Heat is the common enemy to all types of lights. Be it incandescent (cliche light bulb), arc lamps (neon signs, fluorescent), or LED. Heat causes contraction and expansion of materials, which physically stresses and wears things out. Heat causes evaporation and loss of various materials. Heat causes impurities and other defects to form in materials.

Incandescent lamps are by far the hottest, and by no surprise the shortest lived. They operate on the basis of getting really, really hot so that they glow. So there’s not much to be done, you need to heat for them to work. So you have to take the short lived life with them. Even perfect manufacturing will die pretty quickly.

Arc lamps (ie lightning in a bottle) fall in the middle. They are reasonably efficient, but do still make a lot of heat. And some parts of then are required to get really hot to work, though not as hot as incandescent. Fluorescent lamps have pretty decent lifespans, much better than incandescent.
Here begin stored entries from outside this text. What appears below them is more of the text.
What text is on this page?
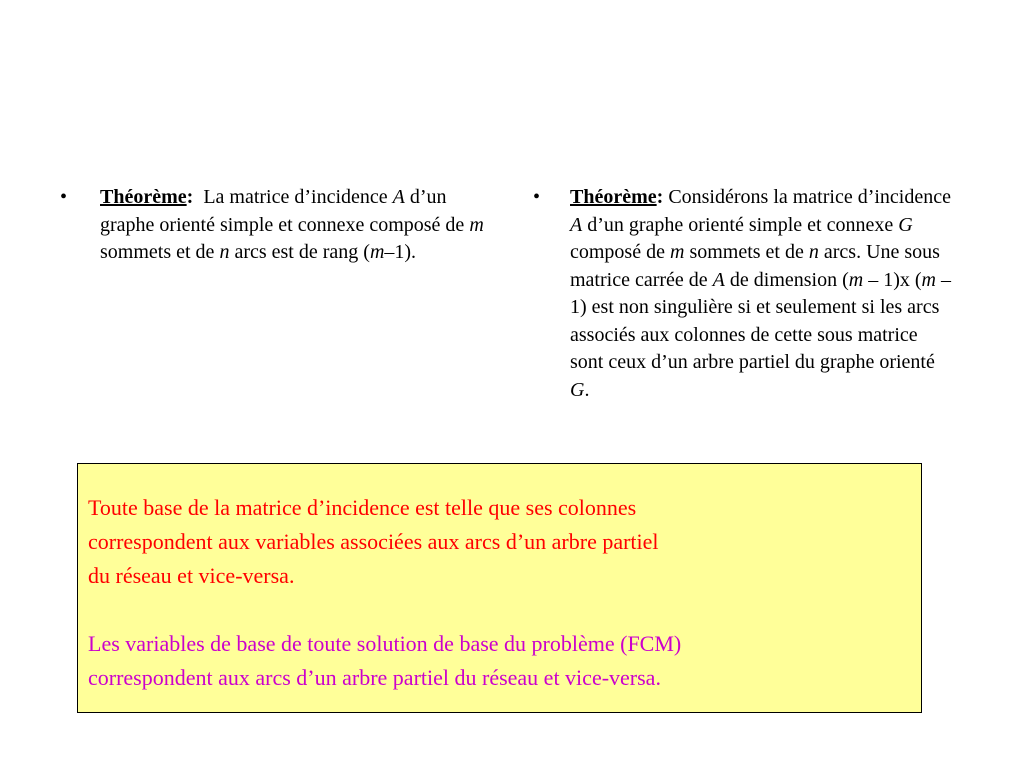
• Théorème:  La matrice d’incidence A d’un graphe orienté simple et connexe composé de m sommets et de n arcs est de rang (m–1).
• Théorème: Considérons la matrice d’incidence A d’un graphe orienté simple et connexe G composé de m sommets et de n arcs. Une sous matrice carrée de A de dimension (m – 1)x (m – 1) est non singulière si et seulement si les arcs associés aux colonnes de cette sous matrice sont ceux d’un arbre partiel du graphe orienté G.

Toute base de la matrice d’incidence est telle que ses colonnes
correspondent aux variables associées aux arcs d’un arbre partiel
du réseau et vice-versa.

Les variables de base de toute solution de base du problème (FCM)
correspondent aux arcs d’un arbre partiel du réseau et vice-versa.
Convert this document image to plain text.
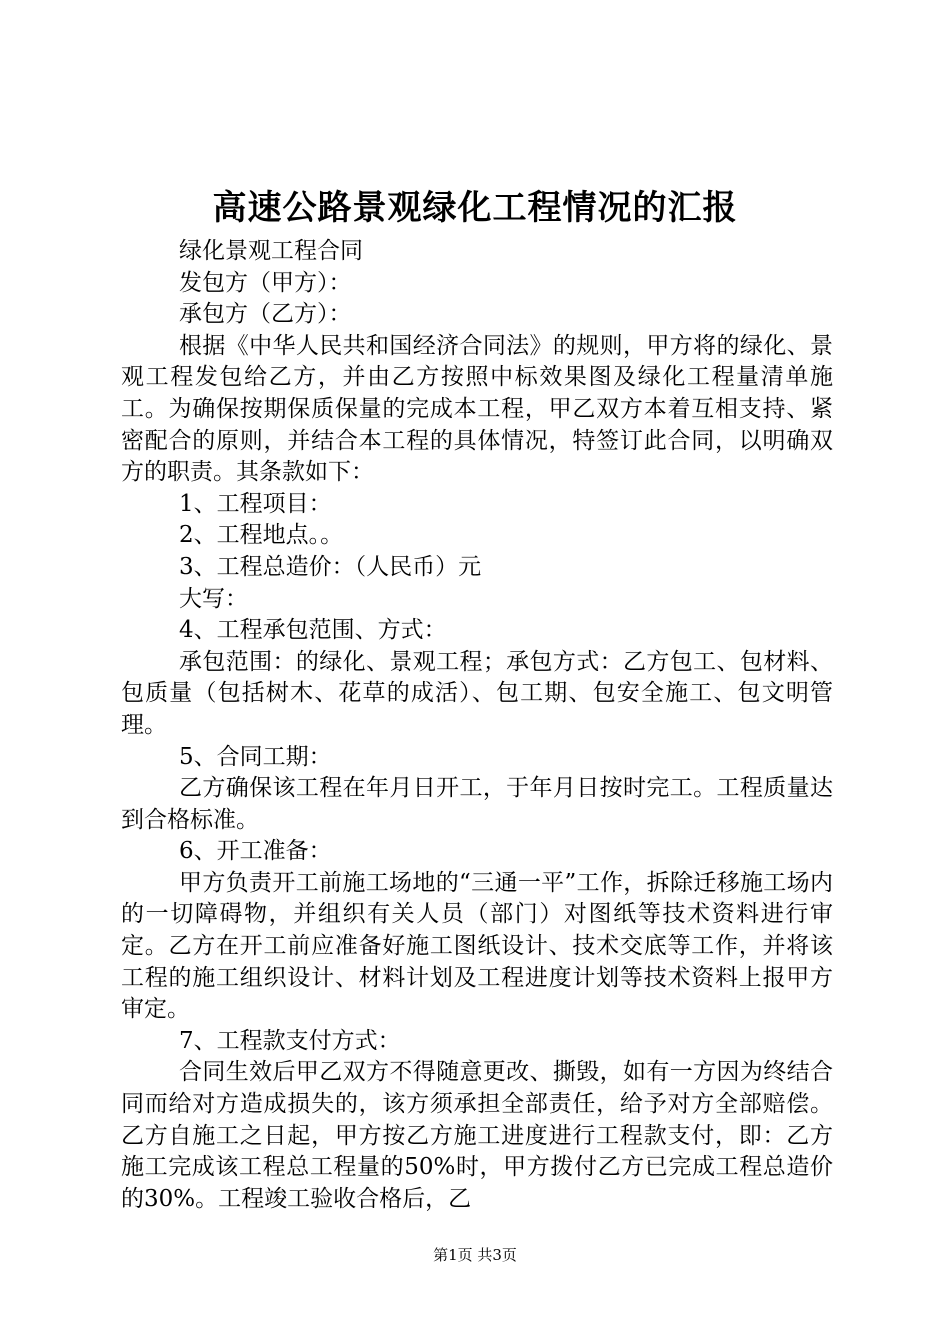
高速公路景观绿化工程情况的汇报

绿化景观工程合同

发包方（甲方）：

承包方（乙方）：

根据《中华人民共和国经济合同法》的规则，甲方将的绿化、景观工程发包给乙方，并由乙方按照中标效果图及绿化工程量清单施工。为确保按期保质保量的完成本工程，甲乙双方本着互相支持、紧密配合的原则，并结合本工程的具体情况，特签订此合同，以明确双方的职责。其条款如下：

1、工程项目：

2、工程地点。。

3、工程总造价：（人民币）元

大写：

4、工程承包范围、方式：

承包范围：的绿化、景观工程；承包方式：乙方包工、包材料、包质量（包括树木、花草的成活）、包工期、包安全施工、包文明管理。

5、合同工期：

乙方确保该工程在年月日开工，于年月日按时完工。工程质量达到合格标准。

6、开工准备：

甲方负责开工前施工场地的“三通一平”工作，拆除迁移施工场内的一切障碍物，并组织有关人员（部门）对图纸等技术资料进行审定。乙方在开工前应准备好施工图纸设计、技术交底等工作，并将该工程的施工组织设计、材料计划及工程进度计划等技术资料上报甲方审定。

7、工程款支付方式：

合同生效后甲乙双方不得随意更改、撕毁，如有一方因为终结合同而给对方造成损失的，该方须承担全部责任，给予对方全部赔偿。乙方自施工之日起，甲方按乙方施工进度进行工程款支付，即：乙方施工完成该工程总工程量的50%时，甲方拨付乙方已完成工程总造价的30%。工程竣工验收合格后，乙

第1页 共3页
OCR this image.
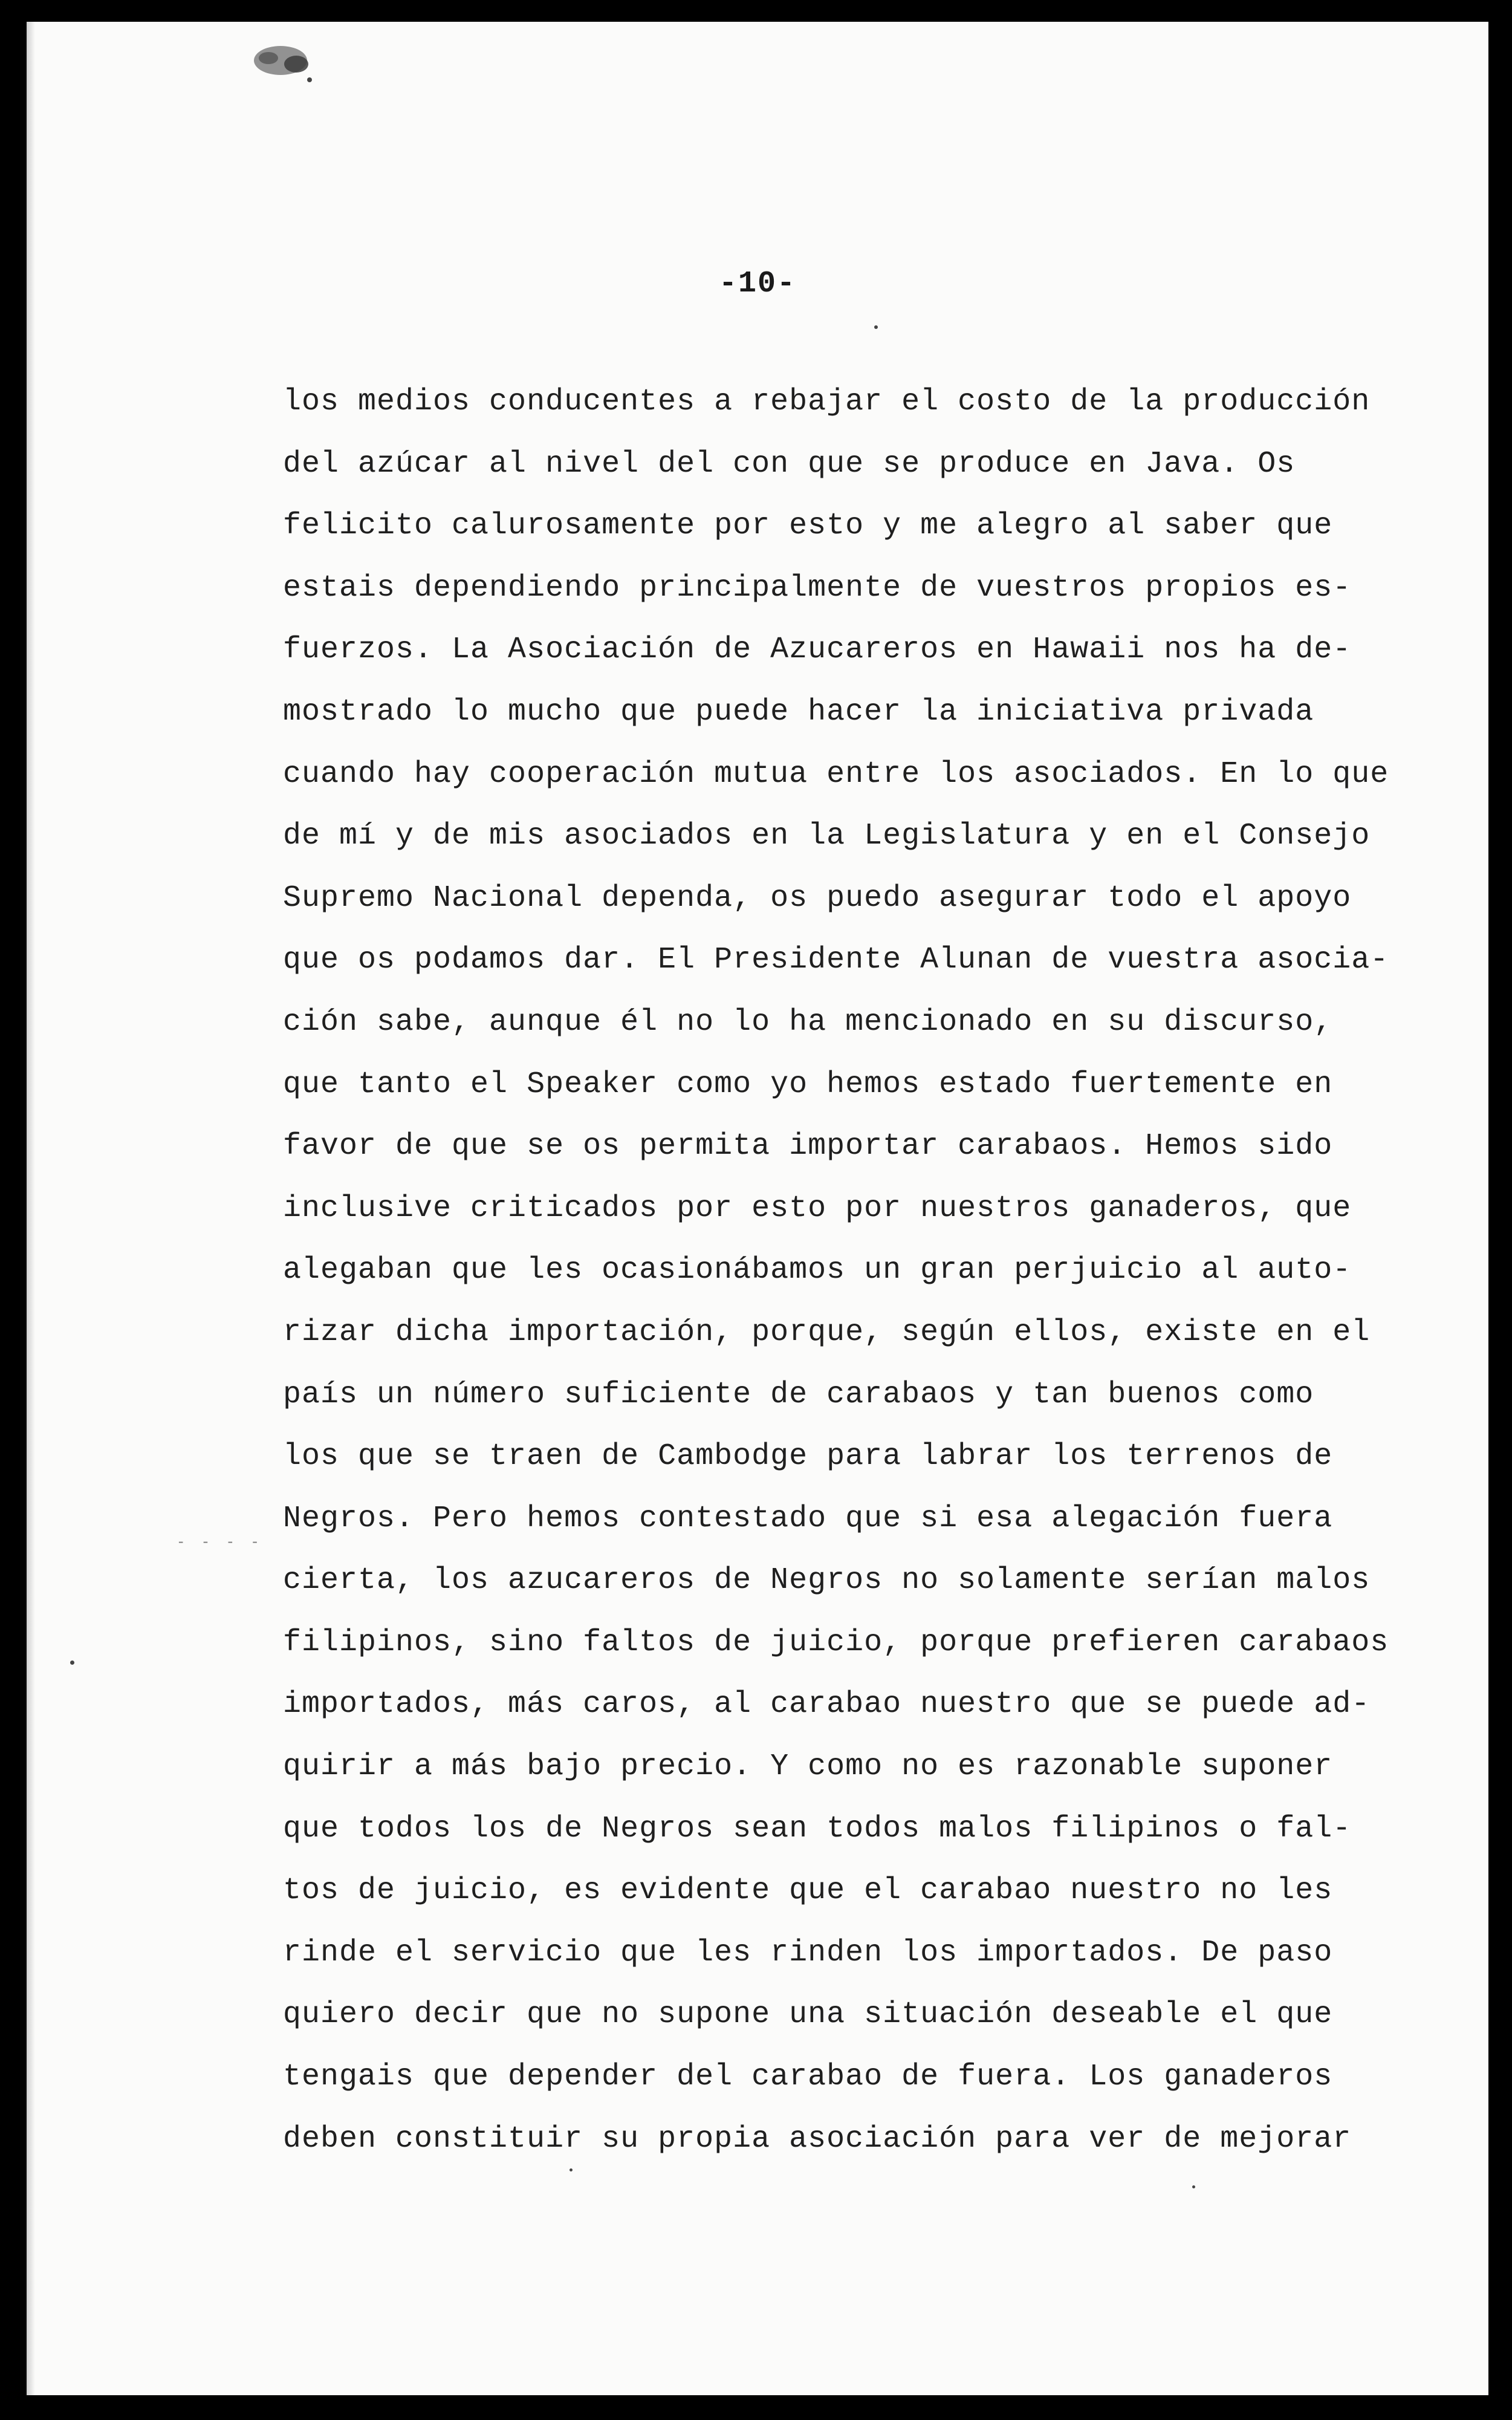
-10-
- - - -
los medios conducentes a rebajar el costo de la producción
del azúcar al nivel del con que se produce en Java. Os
felicito calurosamente por esto y me alegro al saber que
estais dependiendo principalmente de vuestros propios es-
fuerzos. La Asociación de Azucareros en Hawaii nos ha de-
mostrado lo mucho que puede hacer la iniciativa privada
cuando hay cooperación mutua entre los asociados. En lo que
de mí y de mis asociados en la Legislatura y en el Consejo
Supremo Nacional dependa, os puedo asegurar todo el apoyo
que os podamos dar. El Presidente Alunan de vuestra asocia-
ción sabe, aunque él no lo ha mencionado en su discurso,
que tanto el Speaker como yo hemos estado fuertemente en
favor de que se os permita importar carabaos. Hemos sido
inclusive criticados por esto por nuestros ganaderos, que
alegaban que les ocasionábamos un gran perjuicio al auto-
rizar dicha importación, porque, según ellos, existe en el
país un número suficiente de carabaos y tan buenos como
los que se traen de Cambodge para labrar los terrenos de
Negros. Pero hemos contestado que si esa alegación fuera
cierta, los azucareros de Negros no solamente serían malos
filipinos, sino faltos de juicio, porque prefieren carabaos
importados, más caros, al carabao nuestro que se puede ad-
quirir a más bajo precio. Y como no es razonable suponer
que todos los de Negros sean todos malos filipinos o fal-
tos de juicio, es evidente que el carabao nuestro no les
rinde el servicio que les rinden los importados. De paso
quiero decir que no supone una situación deseable el que
tengais que depender del carabao de fuera. Los ganaderos
deben constituir su propia asociación para ver de mejorar
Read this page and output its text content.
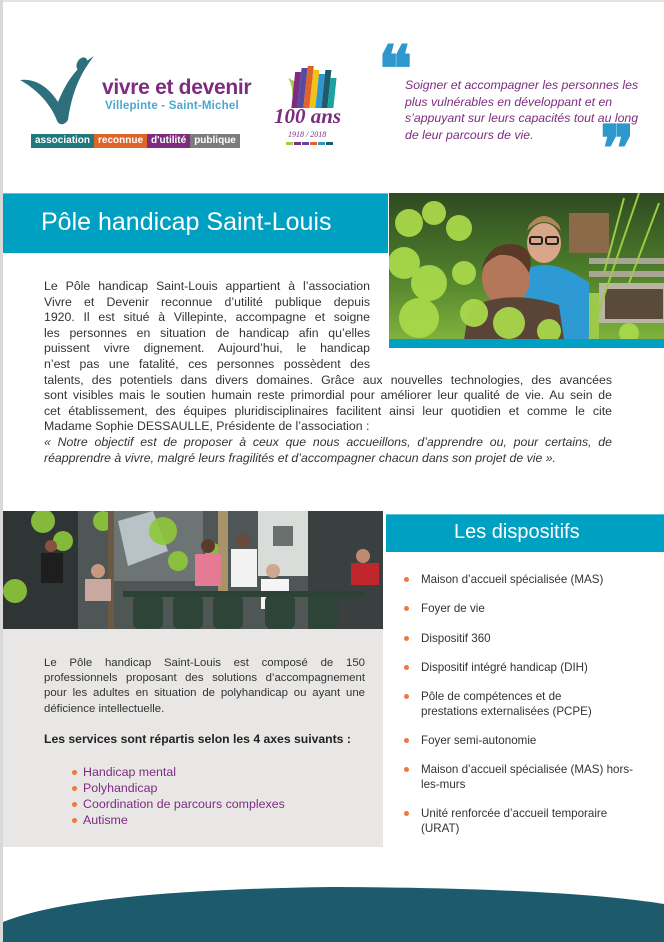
vivre et devenir
Villepinte - Saint-Michel
association reconnue d'utilité publique
100 ans
1918 / 2018
❝
Soigner et accompagner les personnes les plus vulnérables en développant et en s’appuyant sur leurs capacités tout au long de leur parcours de vie.	❞
Pôle handicap Saint-Louis
Le Pôle handicap Saint-Louis appartient à l’association
Vivre et Devenir reconnue d’utilité publique depuis
1920. Il est situé à Villepinte, accompagne et soigne
les personnes en situation de handicap afin qu’elles
puissent vivre dignement. Aujourd’hui, le handicap
n’est pas une fatalité, ces personnes possèdent des
talents, des potentiels dans divers domaines. Grâce aux nouvelles technologies, des avancées
sont visibles mais le soutien humain reste primordial pour améliorer leur qualité de vie. Au sein de
cet établissement, des équipes pluridisciplinaires facilitent ainsi leur quotidien et comme le cite
Madame Sophie DESSAULLE, Présidente de l’association :
« Notre objectif est de proposer à ceux que nous accueillons, d’apprendre ou, pour certains, de
réapprendre à vivre, malgré leurs fragilités et d’accompagner chacun dans son projet de vie ».

Le Pôle handicap Saint-Louis est composé de 150
professionnels proposant des solutions d’accompagnement
pour les adultes en situation de polyhandicap ou ayant une
déficience intellectuelle.

Les services sont répartis selon les 4 axes suivants :
Handicap mental
Polyhandicap
Coordination de parcours complexes
Autisme
Les dispositifs
Maison d’accueil spécialisée (MAS)
Foyer de vie
Dispositif 360
Dispositif intégré handicap (DIH)
Pôle de compétences et de prestations externalisées (PCPE)
Foyer semi-autonomie
Maison d’accueil spécialisée (MAS) hors-les-murs
Unité renforcée d’accueil temporaire (URAT)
LEDs are the most efficient, are just a large solid chunk of material, and do not need to be hot to operate. They are much colder, which alone gives them better life spans. They however still do make heat, and the heat will kill them if not taken away. They take metal heat sinks to try and remove the heat. You’ll note the residential LED bulbs are cool to the touch, but if you touch the metal part around where they screw in, it’s quite hot. LEDs, and the circuits driving them, will still eventually fail. However, we’re talking 10 to 100 timesonger than an incandescent lamps. Tens to hundreds of thousands of hours. They fail must faster if they are say overloaded, exposed to a hot environment, or lack proper air circulation.

Now, the simple red lights on electronics are LED. But not just that, they are extremely low power LEDs that need to give off almost no light. They will basically last forever. There is almost no heat to be seen. They are also in a stress free environment. No vibration or shock. No water, moisture, or condensation. No extreme temperature environments or temperature swings. No sun UV exposure. No harsh chemicals. Things like street lights or car head lights have to put up with more than a console indicating light.

LEDs dont burn out.
Also light bulbs burn out by design…. i’m sure that in the future we will have LEDs that also burn out.